I can't tell you how familiar, almost comfortable, this slowdown feels to me. It's like finding an old, worn coat and an old, comfortable pair of shoes in the closet. It makes me realize that, for most of my 28 years in business, this has been to normal, fall back position. Bear with me as I try to explain, because it will probably sound contradictory.

My first eight years saw tremendous growth -- which put a huge burden on my cash flow. I was always short of money, always short of product. Sales were exploding, almost doubling, but I was nearly always in debt to my ears. Having no reserves, no credit.

Then, it came crashing down, with a short uptick, and then crashing down again. Over the next 8 years or so, I survived on a series of fads, each of which were cashflow management problems, and I learned how to make the most of every dollar.

Finally, around 2000, things started to stabilize at a very low level, and I was able to build my business slowly and steadily, again watching every dollar. It was almost as if I was starting over, this time with a better beginning inventory and tons more experience, and even a bit of credit. Finally, over the last 4 years or so, I've had the backup cash and credit to really do the job right.

You'd think I'd make money when sales are good, but I always seem to find a reason to expand my selection.

I've often thought, the same syndrome that has kept me in the 'minimum wage' level of income is what has kept me in business.

At any rate, it's ironic that I often actually do better when sales are bad, because I'm watching my budget so much more. I'm not as tempted to try to add to my inventory, or to add new product lines. I'm not as tempted to dump all my profits into inventory.

Last January, I had a choice of maintaining my level of inventory and attempting to make a profit, but chose instead to add games and new books. Reduced competition was the spur, but I'd always wanted that as part of my product mix.

It pretty much nixed any chance I'd be able to turn a cash profit for another year. And we all know what happened in August. But I'm not all that sorry about it, because the extra product lines seem to have put me over the top as far as being stable. The revenue coming in covers the overhead comfortably.

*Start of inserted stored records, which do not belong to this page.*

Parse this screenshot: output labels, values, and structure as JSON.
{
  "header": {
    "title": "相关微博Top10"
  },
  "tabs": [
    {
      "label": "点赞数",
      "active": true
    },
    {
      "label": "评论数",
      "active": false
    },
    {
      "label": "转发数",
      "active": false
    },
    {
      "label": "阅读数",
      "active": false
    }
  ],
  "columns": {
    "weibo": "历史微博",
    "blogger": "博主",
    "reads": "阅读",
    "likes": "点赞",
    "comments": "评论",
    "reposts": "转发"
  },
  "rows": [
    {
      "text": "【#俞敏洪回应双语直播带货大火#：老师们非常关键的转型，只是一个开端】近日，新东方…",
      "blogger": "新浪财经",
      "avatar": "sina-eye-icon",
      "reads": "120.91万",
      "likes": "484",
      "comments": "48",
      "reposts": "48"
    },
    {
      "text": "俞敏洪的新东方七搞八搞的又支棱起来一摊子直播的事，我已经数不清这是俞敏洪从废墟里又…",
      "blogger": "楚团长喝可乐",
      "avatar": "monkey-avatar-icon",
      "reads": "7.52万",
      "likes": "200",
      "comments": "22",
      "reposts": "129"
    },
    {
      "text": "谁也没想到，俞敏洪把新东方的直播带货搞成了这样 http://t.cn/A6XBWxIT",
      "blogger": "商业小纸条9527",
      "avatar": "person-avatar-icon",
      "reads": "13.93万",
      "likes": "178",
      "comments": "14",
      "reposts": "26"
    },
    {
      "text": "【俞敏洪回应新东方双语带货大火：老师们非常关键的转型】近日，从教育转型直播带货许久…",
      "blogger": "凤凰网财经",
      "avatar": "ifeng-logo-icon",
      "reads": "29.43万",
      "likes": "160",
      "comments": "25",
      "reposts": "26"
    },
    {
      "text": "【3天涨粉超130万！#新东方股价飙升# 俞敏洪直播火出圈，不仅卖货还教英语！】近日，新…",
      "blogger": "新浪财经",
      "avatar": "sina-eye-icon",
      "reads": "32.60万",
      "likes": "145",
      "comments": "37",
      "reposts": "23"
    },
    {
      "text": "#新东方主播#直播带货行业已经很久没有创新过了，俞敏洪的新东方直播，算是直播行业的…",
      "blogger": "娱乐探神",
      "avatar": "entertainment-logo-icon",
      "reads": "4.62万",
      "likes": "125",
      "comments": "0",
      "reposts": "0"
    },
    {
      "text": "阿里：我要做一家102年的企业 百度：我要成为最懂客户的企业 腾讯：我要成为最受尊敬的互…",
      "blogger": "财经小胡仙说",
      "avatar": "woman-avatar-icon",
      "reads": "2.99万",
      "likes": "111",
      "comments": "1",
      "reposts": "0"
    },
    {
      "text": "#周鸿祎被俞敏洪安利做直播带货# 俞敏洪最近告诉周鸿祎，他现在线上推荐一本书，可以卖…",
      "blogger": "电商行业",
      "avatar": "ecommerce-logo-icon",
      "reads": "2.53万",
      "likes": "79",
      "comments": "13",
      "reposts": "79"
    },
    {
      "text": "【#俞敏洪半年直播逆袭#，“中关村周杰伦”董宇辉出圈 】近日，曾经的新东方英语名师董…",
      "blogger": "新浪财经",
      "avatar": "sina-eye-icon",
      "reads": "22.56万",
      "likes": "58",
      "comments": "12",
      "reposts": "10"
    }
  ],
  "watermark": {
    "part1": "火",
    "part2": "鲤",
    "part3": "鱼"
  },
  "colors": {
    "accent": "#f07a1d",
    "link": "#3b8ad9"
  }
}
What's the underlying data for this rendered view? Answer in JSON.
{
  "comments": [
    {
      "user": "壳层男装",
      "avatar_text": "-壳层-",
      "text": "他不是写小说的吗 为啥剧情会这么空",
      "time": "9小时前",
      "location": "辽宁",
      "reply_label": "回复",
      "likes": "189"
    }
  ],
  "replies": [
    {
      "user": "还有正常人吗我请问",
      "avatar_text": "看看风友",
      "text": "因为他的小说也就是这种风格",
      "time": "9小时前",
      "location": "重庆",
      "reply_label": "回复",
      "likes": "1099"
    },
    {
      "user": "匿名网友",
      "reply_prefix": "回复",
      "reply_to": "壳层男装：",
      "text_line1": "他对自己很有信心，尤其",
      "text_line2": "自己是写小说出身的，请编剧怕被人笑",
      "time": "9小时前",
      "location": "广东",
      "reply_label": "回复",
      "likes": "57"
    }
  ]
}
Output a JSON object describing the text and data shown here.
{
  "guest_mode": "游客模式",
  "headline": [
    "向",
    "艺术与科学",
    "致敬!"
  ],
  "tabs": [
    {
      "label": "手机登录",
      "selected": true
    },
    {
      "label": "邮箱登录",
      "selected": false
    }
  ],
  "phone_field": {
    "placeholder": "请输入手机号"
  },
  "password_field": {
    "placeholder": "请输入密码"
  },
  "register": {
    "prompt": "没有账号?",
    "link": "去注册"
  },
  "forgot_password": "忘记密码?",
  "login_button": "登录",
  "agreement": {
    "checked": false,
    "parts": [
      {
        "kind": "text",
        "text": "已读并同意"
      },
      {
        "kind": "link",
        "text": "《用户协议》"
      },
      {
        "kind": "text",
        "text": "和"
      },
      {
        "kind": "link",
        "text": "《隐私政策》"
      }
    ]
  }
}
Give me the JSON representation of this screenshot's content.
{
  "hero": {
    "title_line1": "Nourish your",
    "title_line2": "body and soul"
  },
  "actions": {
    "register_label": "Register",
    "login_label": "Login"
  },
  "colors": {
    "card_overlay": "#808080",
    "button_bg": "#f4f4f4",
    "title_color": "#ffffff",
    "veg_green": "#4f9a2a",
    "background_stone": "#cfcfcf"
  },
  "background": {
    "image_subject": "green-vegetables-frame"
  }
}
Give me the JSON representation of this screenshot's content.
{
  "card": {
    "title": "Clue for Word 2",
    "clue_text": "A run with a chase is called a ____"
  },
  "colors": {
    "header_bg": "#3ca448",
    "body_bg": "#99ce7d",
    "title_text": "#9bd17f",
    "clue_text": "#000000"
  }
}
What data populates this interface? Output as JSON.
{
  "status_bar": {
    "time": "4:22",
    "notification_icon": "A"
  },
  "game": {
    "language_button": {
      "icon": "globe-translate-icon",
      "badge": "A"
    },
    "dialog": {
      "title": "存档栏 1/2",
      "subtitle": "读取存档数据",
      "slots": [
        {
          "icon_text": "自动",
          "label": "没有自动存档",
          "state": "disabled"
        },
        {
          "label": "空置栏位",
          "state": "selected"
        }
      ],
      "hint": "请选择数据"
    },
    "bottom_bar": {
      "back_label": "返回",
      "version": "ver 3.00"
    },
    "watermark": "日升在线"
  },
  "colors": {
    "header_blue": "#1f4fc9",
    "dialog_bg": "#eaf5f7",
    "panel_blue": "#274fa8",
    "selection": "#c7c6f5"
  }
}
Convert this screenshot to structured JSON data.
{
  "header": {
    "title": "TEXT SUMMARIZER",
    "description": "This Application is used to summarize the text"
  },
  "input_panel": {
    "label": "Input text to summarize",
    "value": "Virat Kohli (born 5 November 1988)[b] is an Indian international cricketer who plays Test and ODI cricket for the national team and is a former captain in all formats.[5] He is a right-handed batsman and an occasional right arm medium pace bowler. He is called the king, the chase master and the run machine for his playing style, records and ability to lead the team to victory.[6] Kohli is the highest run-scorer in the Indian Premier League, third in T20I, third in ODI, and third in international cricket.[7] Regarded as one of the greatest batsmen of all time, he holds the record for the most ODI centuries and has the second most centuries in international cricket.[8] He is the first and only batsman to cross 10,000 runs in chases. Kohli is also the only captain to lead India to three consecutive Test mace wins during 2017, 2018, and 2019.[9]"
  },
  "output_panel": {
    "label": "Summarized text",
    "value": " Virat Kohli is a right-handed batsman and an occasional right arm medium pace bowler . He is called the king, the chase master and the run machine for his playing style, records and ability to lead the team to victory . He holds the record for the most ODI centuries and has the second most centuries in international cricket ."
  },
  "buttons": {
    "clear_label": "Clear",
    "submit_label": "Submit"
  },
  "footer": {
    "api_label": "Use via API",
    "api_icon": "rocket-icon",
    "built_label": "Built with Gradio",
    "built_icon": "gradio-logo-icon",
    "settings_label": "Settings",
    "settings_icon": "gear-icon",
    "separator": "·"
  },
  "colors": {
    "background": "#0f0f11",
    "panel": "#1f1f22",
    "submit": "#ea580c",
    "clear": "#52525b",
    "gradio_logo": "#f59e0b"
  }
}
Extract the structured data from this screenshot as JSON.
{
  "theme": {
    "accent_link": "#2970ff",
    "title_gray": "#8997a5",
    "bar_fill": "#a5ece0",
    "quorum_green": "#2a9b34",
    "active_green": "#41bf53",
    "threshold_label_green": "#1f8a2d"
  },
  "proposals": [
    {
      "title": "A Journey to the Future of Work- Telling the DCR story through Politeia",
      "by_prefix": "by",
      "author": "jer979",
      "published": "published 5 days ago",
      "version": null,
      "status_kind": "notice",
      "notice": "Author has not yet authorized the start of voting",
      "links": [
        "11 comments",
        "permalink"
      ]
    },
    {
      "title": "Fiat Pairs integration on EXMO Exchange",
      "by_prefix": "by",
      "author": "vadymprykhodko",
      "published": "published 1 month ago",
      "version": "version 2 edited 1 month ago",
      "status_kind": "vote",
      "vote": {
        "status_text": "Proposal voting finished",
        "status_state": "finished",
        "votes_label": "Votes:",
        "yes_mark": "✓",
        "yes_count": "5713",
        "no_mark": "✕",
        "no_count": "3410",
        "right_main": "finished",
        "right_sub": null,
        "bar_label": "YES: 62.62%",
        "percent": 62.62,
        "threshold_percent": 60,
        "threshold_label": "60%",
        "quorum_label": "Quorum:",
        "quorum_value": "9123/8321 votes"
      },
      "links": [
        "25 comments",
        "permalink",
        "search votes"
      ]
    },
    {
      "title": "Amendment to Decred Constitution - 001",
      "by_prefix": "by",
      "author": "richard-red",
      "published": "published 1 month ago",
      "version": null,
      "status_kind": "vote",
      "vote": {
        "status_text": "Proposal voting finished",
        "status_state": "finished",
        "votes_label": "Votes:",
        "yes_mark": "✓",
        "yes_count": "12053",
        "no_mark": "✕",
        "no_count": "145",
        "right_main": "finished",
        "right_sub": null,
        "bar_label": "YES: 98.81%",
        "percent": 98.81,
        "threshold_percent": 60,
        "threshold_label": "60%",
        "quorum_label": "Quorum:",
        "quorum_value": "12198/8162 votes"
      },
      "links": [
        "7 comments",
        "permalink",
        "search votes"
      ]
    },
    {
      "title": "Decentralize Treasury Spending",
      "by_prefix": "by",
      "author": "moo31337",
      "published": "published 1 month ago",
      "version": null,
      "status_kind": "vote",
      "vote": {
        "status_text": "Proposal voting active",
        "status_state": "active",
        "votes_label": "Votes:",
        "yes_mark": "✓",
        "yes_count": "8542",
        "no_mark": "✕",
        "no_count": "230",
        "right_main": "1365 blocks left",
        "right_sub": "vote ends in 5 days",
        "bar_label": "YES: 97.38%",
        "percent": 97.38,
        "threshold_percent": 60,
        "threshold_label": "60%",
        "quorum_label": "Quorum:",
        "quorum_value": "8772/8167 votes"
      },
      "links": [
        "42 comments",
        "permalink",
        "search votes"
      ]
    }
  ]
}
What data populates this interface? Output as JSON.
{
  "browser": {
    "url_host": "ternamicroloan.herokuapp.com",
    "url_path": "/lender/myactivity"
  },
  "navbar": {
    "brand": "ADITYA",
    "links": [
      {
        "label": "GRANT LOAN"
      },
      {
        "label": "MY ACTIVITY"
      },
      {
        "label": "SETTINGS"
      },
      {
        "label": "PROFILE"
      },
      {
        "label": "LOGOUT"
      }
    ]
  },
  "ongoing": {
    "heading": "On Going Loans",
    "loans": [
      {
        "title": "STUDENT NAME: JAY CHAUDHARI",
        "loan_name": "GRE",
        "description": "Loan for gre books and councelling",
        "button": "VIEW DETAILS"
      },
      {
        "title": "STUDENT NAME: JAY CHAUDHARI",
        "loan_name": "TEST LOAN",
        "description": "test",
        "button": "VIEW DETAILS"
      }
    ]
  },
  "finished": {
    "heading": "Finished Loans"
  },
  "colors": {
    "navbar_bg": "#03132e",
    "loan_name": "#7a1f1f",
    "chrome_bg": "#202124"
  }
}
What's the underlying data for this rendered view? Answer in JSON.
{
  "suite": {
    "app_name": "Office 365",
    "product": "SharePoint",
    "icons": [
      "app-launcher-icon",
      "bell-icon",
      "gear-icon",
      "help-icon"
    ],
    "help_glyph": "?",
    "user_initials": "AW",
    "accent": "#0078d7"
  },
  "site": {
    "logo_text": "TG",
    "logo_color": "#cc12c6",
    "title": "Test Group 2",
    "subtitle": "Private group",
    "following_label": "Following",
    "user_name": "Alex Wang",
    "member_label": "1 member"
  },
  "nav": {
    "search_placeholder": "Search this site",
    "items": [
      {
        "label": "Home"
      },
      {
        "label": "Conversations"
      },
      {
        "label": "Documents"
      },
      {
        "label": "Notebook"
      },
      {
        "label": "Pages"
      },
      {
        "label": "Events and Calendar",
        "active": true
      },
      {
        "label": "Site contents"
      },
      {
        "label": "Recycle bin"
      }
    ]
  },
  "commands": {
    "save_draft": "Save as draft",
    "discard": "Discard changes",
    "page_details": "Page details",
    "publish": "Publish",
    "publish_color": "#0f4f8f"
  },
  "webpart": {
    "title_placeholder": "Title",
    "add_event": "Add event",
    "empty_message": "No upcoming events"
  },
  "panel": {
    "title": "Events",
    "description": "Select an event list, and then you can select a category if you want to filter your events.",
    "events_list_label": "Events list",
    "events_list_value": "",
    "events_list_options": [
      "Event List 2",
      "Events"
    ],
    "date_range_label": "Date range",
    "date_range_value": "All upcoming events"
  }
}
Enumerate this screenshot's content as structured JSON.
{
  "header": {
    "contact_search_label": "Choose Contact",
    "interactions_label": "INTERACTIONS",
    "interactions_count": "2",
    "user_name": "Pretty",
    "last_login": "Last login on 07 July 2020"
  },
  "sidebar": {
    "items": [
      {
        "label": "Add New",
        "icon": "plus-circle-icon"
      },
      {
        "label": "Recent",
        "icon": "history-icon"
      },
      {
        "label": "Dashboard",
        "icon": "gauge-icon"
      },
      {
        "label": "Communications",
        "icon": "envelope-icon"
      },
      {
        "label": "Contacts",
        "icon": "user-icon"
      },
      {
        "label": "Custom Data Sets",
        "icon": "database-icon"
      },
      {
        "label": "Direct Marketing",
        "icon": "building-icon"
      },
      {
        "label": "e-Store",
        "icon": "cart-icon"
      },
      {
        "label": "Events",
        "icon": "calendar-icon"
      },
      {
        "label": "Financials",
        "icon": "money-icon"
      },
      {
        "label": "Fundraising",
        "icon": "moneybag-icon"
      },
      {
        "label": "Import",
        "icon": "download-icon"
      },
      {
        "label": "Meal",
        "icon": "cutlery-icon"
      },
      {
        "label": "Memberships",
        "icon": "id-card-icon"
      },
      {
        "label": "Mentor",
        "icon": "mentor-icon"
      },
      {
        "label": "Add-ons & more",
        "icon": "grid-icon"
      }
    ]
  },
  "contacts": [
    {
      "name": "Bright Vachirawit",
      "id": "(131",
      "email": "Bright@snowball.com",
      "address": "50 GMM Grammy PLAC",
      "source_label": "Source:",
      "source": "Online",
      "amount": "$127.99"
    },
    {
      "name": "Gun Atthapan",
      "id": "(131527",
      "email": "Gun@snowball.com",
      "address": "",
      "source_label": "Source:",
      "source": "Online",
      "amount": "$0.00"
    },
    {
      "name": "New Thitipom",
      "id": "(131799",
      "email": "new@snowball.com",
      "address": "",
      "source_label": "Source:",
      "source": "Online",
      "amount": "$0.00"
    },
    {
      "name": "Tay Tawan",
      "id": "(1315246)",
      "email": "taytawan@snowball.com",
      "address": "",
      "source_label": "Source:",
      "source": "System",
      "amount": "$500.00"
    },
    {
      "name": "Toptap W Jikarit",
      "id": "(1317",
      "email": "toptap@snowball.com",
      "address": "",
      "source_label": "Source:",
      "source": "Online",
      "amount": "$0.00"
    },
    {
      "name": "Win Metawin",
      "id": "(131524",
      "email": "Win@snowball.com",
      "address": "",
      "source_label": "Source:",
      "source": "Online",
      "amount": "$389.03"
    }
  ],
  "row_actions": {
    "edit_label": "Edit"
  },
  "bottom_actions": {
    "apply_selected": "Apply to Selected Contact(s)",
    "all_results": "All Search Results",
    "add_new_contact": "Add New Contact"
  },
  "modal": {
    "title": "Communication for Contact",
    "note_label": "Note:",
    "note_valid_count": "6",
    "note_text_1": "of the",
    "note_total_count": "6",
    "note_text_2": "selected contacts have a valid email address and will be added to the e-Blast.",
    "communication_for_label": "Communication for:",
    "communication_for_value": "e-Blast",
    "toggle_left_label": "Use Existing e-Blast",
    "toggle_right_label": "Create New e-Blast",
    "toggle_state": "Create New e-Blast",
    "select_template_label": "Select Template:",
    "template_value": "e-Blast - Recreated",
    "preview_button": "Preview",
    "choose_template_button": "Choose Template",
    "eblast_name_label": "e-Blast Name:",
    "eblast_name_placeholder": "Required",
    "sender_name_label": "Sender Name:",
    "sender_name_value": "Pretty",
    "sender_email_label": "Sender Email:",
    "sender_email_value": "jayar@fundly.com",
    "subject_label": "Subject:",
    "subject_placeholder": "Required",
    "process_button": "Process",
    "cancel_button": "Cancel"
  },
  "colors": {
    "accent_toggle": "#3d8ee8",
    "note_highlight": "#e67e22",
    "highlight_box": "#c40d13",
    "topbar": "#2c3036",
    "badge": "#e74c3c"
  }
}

The sales dropoff I've seen is almost exactly split, in my reckoning; about a third due to my not adding new product lines, a third due to a natural slowdown in the product lines I carry, and a third due to the economic slowdown. I could probably override any one of these alone, turn a small profit with any two of these, but with all three looking to get worse before they get better, my focus is just going to be on watching every dollar. If it turns into a profit, so much the better.

Still, I'm back to the strict budget maintenance, and if feels very, very comfortable to me. I think my personality thrives on crisis management -- so much so, that I probably put myself in that position. Fear of success? Don't know. Loving the underdog role? Possibly. It's something I'm constantly fighting.

I've managed not to do anything too stupid, lately. The risk of opening Linda's bookstore, the Bookmark, proved to be a great gamble, and I dodged a bullet by not opening a second store myself.

Once I let go of my disappointment in not making a big profit this years, it's on to the challenge of weathering the storm.